De forma impressionante, mas não surpreendente para um país que se acostumou a ver transgressões morais e políticas em Brasília, há muita coisa fora do lugar nas tratativas envolvendo o projeto que anistia os condenados pelos ataques golpistas do 8 de Janeiro. Como se viu esta semana, o PL protocolou o requerimento que pede urgência na tramitação e votação do projeto, com a subscrição de 262 parlamentares, cinco a mais do que o necessário para que o pedido se torne apto a ser votado. Ainda que o presidente da Câmara dos Deputados, Hugo Motta (Republicanos-PB), não seja obrigado a pautá-lo, o número de assinaturas é uma forma de demonstração do apoio à matéria dentro da Casa legislativa. Um assombro que se avizinha conforme se aproxima o julgamento do maior beneficiário do projeto e maior golpista de todos – o ex-presidente Jair Bolsonaro.

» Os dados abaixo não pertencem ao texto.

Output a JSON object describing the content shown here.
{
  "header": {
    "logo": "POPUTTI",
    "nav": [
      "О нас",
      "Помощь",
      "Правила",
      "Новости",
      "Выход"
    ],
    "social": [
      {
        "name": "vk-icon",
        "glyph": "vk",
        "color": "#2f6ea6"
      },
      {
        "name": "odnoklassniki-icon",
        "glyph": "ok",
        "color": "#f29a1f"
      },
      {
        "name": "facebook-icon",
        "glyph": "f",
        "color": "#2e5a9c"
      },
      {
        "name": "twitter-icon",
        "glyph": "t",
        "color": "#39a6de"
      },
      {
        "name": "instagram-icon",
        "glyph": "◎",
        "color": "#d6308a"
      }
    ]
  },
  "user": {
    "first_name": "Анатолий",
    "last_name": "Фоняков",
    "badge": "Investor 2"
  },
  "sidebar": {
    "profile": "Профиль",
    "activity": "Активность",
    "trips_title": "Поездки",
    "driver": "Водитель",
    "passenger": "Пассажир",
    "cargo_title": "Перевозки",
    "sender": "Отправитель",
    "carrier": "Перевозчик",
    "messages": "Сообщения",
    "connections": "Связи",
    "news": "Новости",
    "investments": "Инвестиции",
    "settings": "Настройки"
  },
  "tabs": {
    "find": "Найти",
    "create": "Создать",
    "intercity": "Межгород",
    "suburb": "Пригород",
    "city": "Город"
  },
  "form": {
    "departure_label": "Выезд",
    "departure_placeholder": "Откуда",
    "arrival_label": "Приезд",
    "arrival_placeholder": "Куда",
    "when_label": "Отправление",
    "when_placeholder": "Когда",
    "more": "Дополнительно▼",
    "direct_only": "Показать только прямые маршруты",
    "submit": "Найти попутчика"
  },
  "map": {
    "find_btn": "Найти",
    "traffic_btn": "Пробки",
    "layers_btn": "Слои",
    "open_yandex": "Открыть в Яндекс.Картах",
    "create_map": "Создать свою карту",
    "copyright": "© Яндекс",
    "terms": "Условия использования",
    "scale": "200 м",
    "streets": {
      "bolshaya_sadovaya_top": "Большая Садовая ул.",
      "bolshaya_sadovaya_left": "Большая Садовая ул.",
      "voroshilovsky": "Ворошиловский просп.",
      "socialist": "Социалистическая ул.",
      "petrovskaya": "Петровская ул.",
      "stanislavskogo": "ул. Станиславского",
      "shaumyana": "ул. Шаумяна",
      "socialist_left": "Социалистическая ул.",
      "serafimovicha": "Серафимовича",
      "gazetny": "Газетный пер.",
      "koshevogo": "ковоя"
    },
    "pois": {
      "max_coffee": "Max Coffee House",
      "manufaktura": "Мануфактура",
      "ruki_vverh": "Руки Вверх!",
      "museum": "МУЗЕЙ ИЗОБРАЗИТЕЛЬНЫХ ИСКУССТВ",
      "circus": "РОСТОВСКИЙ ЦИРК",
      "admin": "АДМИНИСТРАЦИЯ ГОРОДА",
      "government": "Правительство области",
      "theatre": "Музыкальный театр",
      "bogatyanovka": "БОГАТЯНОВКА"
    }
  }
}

Foi com igual assombro que se constatou que mais da metade da lista de entusiastas com a celeridade do chamado PL da Anistia é composta por integrantes da base de apoio ao governo do presidente Lula da Silva: 55% são de partidos com ministérios e 61% são filiados a siglas da base governista, em geral contemplados com cargos de segundo escalão. Aparecem na lista deputados do União Brasil (40), Progressistas (35), Republicanos (28), PSD (23) e MDB (20). Em reação à adesão de “aliados” – vamos chamá-los assim por ora –, a caciquia do Palácio do Planalto já acenou com um trunfo a que governos fisiológicos costumam recorrer para atrair o voto de parlamentares ou inibir traições à vista: o mapa de cargos e indicações já feitas por deputados em órgãos federais nos Estados.
Com o tal mapa em mãos, o governo tentará demover governistas, desmobilizar a anistia e evitar que o avanço da matéria termine por beneficiar o maior adversário de Lula da Silva. Enquanto isso, há relatos de que até mesmo parlamentares que apoiam a urgência do projeto na Câmara não têm certeza ou consenso sobre o alcance efetivo do projeto em questão, isto é, de qual grau de abrangência da anistia se estará tratando caso o PL avance.
Eis Brasília em estado puro: uma Câmara dos Deputados às voltas com um projeto de lei que até aqui não mobilizou a sociedade em sua defesa, um ex-presidente que dá tratos à bola para driblar a lei e a Constituição e livrar da cadeia os que conspiraram para tentar destruir a democracia, uma base governista desalinhada ao governo e um presidente que, incapaz de manejar bem sua coalizão multipartidária, finge que divide a gestão com aliados – e estes, em troca, deixam de seguir a orientação de Lula da Silva em diversas votações e diretrizes.
Não é novidade que a base do atual mandato é heterogênea, frágil e hostil. Igualmente conhecido é o fato de que, estimuladas pelos amplos poderes adquiridos nos últimos anos pelas emendas parlamentares – que lhes deram força inédita sobre o Orçamento da União –, as bancadas passaram a se mobilizar menos por cargos e verbas oferecidos pelo governo de ocasião. Mas falta ao governo reconhecer o óbvio: as dificuldades que enfrenta, no tema da anistia e em muitos outros, decorrem também de um problema crônico desde o primeiro mandato lulopetista, isto é, a incapacidade de Lula da Silva e do PT de dividir o poder. Todos os partidos que têm parlamentares subscrevendo a urgência do PL da Anistia, contra a vontade do governo, são mais do que meramente “governistas”: têm quadros chefiando ministérios. Para quem se sente desprestigiado pelo demiurgo petista e seu partido, isso pouco importa.
O que se assiste é consequência inevitável, ainda que odiosa, desta soma de disfuncionalidades e equívocos. No passado havia uma máxima vigente nos corredores do Congresso: “Aqui tem de tudo. Tem ladrão, honesto, canalha, gente séria. Só não tem bobo”. Enquanto o governo patina no mau manejo com o Congresso, felizmente, até aqui, o presidente da Câmara, Hugo Motta, tem resistido bravamente a colocar o PL da Anistia em pauta, mas, sob pressão e evitando decidir sozinho, já teria aberto a possibilidade de levar o projeto à discussão no Colégio de Líderes. Maus presságios para uma Casa que tem de tudo, só não tem bobo.